Table 3 shows the percentage of node reduction, total CPU time and average voltage waveform accuracy with respect to various thresholds  $\psi$  for testcase T2. We measure the waveform at a node near the center of T2, and compute the average percentage error over time with respect to the waveform obtained from the AMG solver. Both percentage of node reduction and total CPU time show that, for this testcase, some optimal threshold resulting in less CPU time and more node reduction lies between 0.1 and 0.3 (exclusive). The waveform accuracy is below 3% for all cases.
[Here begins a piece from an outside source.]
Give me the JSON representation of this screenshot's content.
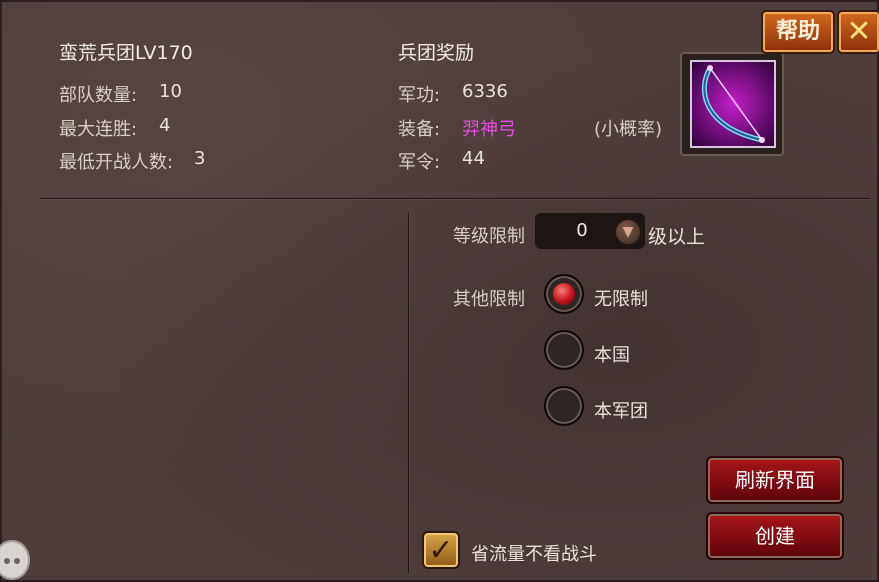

We ran AC analysis for a test case T3 with seven metal layers and 0.15 millions of nodes in the power grid and compared the results with an exact solution obtained from an exact solver over the frequency range from 10MHz to 5GHz with a total of 28 frequency sampling points. Table 4 shows the average CPU time per frequency point for various reduction threshold using our method "RAMG" and the exact method. We can see significant speedup of our method over the exact method. The magnitude at a pair of nodes connecting one of the loads in the bottom metal layer is computed

| $\psi$ | reduction | CPU time $(min)$ | avg err |
|--------|-----------|------------------|---------|
| 0.3    | 87.2%     | 220.9            | 1.68%   |
| 0.2    | 93.6%     | 80.7             | 2.38%   |
| 0.15   | 92.8%     | 71.0             | 2.79%   |
| 0.1    | 91.9%     | 97.0             | 2.83%   |

Table 3: Performance v.s. threshold.

| Т3              | average CPU time per frequency step $(sec)$ |              |              |            |              |
|-----------------|---------------------------------------------|--------------|--------------|------------|--------------|
| $\mathbf{RAMG}$ | $\psi = 0.1$                                | $\psi = 0.2$ | $\psi = 0.3$ | $\psi=0.4$ | $\psi = 0.5$ |
|                 | 2.53                                        | 2.17         | 5.38         | 24.4       | 95.3         |
| Exact           | 350.2                                       |              |              |            |              |

Table 4: AC simulation results for testcase T3.

and shown in Fig 5. For the case of  $\psi=0.5$ , where 44% nodes remain at the coarsest level, the curve is almost identical to the exact one, showing the resonance frequency at around 500MHz.



Figure 5: Impedance magnitude.

## 5. CONCLUSION

In this paper, we presented an effective power grid reduction approach based on AMG principles. This method offers superior speed and accuracy tradeoffs for large-scale power grid analysis. The significant order of magnitude reduction in runtime and memory for AC and transient analyses for such large systems is instrumental to shortening the grid design and optimization process.

# 6. REFERENCES

- [1] W. L. Briggs. A Multigrid Tutorial, 1987.
- [2] J. Fang, Z. Chen, Y. Chen, D. Xue, and J. Zhao. Integrated Electromagnetic and Circuit Simulation for Signal Integrity Analysis of High-Speed Electronic Packages. In Proc. of 1997 Government Microcircuit Applications Conference, pages 347–350, Las Vegas, NV, March 1997.
- [3] W. Hackbusch. Multi-Grid Methods and Applications. Springer-Verlag Berlin, Berlin, 1985.
- [4] J. N. Kozhaya, S. R. Nassif, and F. N. Najm. A Multigrid-Like Technique for Power Grid Analysis. *IEEE Trans. CAD*, October 2002.
- [5] S. R. Nassif and J. N. Kozhaya. Fast Power Grid Simulation. In *Proc. Design Automation Conference*, pages 156–161, Los Angeles, CA, June 2000.
- [6] L. T. Pillage, R. A. Rohrer, and C. Visweswariah. *Electronic and System Simulation Methods*. McGraw-Hill, New York, NY, 1995.
- [7] J. W. Ruge and K. Stuben. Handbook of Mathematics and Computational Science. S. McCormick, Ed., 1987.